Lung adenocarcinoma (LUAD) remains a leading cause of cancer mortality worldwide. Emerging evidence implicates ADP-ribosylation in cancer progression. We aimed to develop a prognostic model based on ADP-ribosylation to predict survival outcomes in LUAD.

Methods

Differentially expressed genes (DEGs) between normal and LUAD samples from TCGA were analyzed. Intersection with ADP-ribosylation-related genes (ADPRRGs) yielded DE-ADPRRGs. Univariate Cox, LASSO Cox, and multivariate Cox regression were employed to construct a risk model. A nomogram integrating clinical factors and ADP ribosylation-related risk score (ADPRRS) was developed. Predictive performance was evaluated using ROC curves.
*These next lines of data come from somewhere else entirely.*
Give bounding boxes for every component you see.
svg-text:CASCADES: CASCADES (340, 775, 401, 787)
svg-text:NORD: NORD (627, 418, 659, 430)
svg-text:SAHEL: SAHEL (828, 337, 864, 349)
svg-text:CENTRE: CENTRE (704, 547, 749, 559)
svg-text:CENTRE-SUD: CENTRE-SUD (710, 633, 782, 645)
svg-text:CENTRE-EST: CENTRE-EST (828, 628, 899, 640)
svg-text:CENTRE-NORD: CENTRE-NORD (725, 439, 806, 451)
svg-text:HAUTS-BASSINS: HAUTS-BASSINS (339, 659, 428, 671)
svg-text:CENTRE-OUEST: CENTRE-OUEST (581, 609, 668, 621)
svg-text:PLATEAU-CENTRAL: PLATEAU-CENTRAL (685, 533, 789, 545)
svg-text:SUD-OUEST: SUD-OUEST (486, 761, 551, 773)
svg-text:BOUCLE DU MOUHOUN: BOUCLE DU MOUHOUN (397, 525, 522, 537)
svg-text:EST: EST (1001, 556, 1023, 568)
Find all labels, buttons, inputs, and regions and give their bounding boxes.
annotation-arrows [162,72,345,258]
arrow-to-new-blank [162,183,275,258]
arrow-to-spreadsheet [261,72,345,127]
Immune infiltration, somatic mutations, and chemotherapeutic drug sensitivity were analyzed. In vitro experiments initially explored the potential functions of the key gene ARL6IP1.

Results

A risk model incorporating five signature genes (ARL6, GGA2, ARL14, PARP1, and ARL6IP1) demonstrated robust prognostic accuracy. The low-ADPRRS group exhibited greater immune cell infiltration (B cells, DCs, macrophages, and neutrophils) and a lower tumor mutational burden than the high-ADPRRS group. High ADPRRS patients exhibited potential sensitivity to cisplatin, docetaxel, and gefitinib, whereas low ADPRRS patients may respond better to parthenolide, roscovitine, and crizotinib. qRT-PCR confirmed the upregulated expression of ARL14, PARP1 and ARL6IP1 in A549 cell line. The in vitro functional experiments revealed that ARL6IP1 had significant effects on promoting proliferation, migration and invasion in LUAD cells, and it promoted tumor progression by inhibiting cell apoptosis.

Conclusion

This ADP-ribosylation-based prognostic model reliably predicts LUAD survival and identifies potential biomarkers for tailored therapy.